Darius se encogió de hombros, fingiendo indiferencia, pero sus ojos brillaban con malicia.

—La sangre tira, primo.

Harlan es un traidor, y ella también.

¿Por qué crees que lo rastreé?

¿Por lazos familiares?

—Se guardó la grabadora en el bolsillo y se enderezó—.

Lo tengo ahora, encerrado en una de mis celdas seguras.

Le saqué esa confesión yo mismo.

Métodos bastante…

persuasivos.

—Entrégamelo —exigí, irguiéndome en toda mi altura, mi presencia alfa llenando la habitación.

Las feromonas brotaron de mí, dominantes y severas, destinadas a intimidarlo—.

Es mío para juzgarlo.

La sangre de mis padres lo exige.

Darius levantó una mano, imperturbable.

Maldita fuera su arrogancia.

—Ah, pero nada es gratis, Elías.

Ya te diré mi precio más tarde.

Considéralo una moneda de cambio.

Después de todo, con enemigos al acecho, podrías necesitar aliados…

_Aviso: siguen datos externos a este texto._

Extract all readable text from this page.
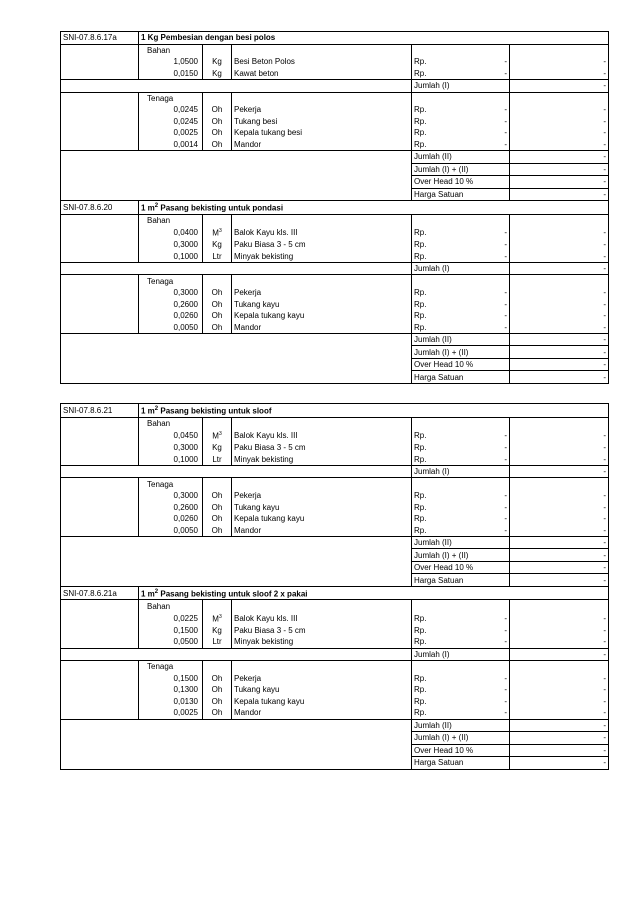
SNI-07.8.6.17a	1 Kg Pembesian dengan besi polos					
	Bahan					
	1,0500	Kg	Besi Beton Polos	Rp.	-	-
	0,0150	Kg	Kawat beton	Rp.	-	-
				Jumlah (I)		-
	Tenaga					
	0,0245	Oh	Pekerja	Rp.	-	-
	0,0245	Oh	Tukang besi	Rp.	-	-
	0,0025	Oh	Kepala tukang besi	Rp.	-	-
	0,0014	Oh	Mandor	Rp.	-	-
				Jumlah (II)		-
				Jumlah (I) + (II)		-
				Over Head 10 %		-
				Harga Satuan		-
SNI-07.8.6.20	1 $m^2$ Pasang bekisting untuk pondasi					
	Bahan					
	0,0400	$M^3$	Balok Kayu kls. III	Rp.	-	-
	0,3000	Kg	Paku Biasa 3 - 5 cm	Rp.	-	-
	0,1000	Ltr	Minyak bekisting	Rp.	-	-
				Jumlah (I)		-
	Tenaga					
	0,3000	Oh	Pekerja	Rp.	-	-
	0,2600	Oh	Tukang kayu	Rp.	-	-
	0,0260	Oh	Kepala tukang kayu	Rp.	-	-
	0,0050	Oh	Mandor	Rp.	-	-
				Jumlah (II)		-
				Jumlah (I) + (II)		-
				Over Head 10 %		-
				Harga Satuan		-
SNI-07.8.6.21	1 $m^2$ Pasang bekisting untuk sloof					
	Bahan					
	0,0450	$M^3$	Balok Kayu kls. III	Rp.	-	-
	0,3000	Kg	Paku Biasa 3 - 5 cm	Rp.	-	-
	0,1000	Ltr	Minyak bekisting	Rp.	-	-
				Jumlah (I)		-
	Tenaga					
	0,3000	Oh	Pekerja	Rp.	-	-
	0,2600	Oh	Tukang kayu	Rp.	-	-
	0,0260	Oh	Kepala tukang kayu	Rp.	-	-
	0,0050	Oh	Mandor	Rp.	-	-
				Jumlah (II)		-
				Jumlah (I) + (II)		-
				Over Head 10 %		-
				Harga Satuan		-
SNI-07.8.6.21a	1 $m^2$ Pasang bekisting untuk sloof 2 x pakai					
	Bahan					
	0,0225	$M^3$	Balok Kayu kls. III	Rp.	-	-
	0,1500	Kg	Paku Biasa 3 - 5 cm	Rp.	-	-
	0,0500	Ltr	Minyak bekisting	Rp.	-	-
				Jumlah (I)		-
	Tenaga					
	0,1500	Oh	Pekerja	Rp.	-	-
	0,1300	Oh	Tukang kayu	Rp.	-	-
	0,0130	Oh	Kepala tukang kayu	Rp.	-	-
	0,0025	Oh	Mandor	Rp.	-	-
				Jumlah (II)		-
				Jumlah (I) + (II)		-
				Over Head 10 %		-
				Harga Satuan		-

o, al menos, menos rivales.

Su burla quedó flotando en el aire, cargada de insinuaciones.

Conocía las vulnerabilidades de mi manada, los susurros de disidencia que sin duda él mismo había avivado.

Me acerqué más, nuestros rostros a centímetros de distancia, mi gruñido retumbando en lo profundo de mi pecho.

—Estás jugando a un juego peligroso.

Crúzate en mi camino y te unirás a Harlan en cualquier infierno que yo diseñe.

Se rio abiertamente, retrocediendo hacia la puerta con falsa deferencia.

—Cálmate, cálmate.

Solo una advertencia amistosa: cuida tus espaldas.

Naomi comparte la sangre de su padre, podría intentar terminar lo que él empezó.

Un cuchillo en la oscuridad, tal vez, mientras estás…

distraído por su celo.

Me burlé para mis adentros mientras él se escabullía y la puerta se cerraba tras de sí.

¿Naomi?

¿Matarme?

La idea era ridícula.

Mi omega no podría reunir el valor para semejante traición porque la quebraré hasta ese punto.

Ya es demasiado dependiente de mis feromonas para aliviar su dolor.

No, sufrirá por esta revelación.

Suplicará, se quebrará y se someterá a mi voluntad.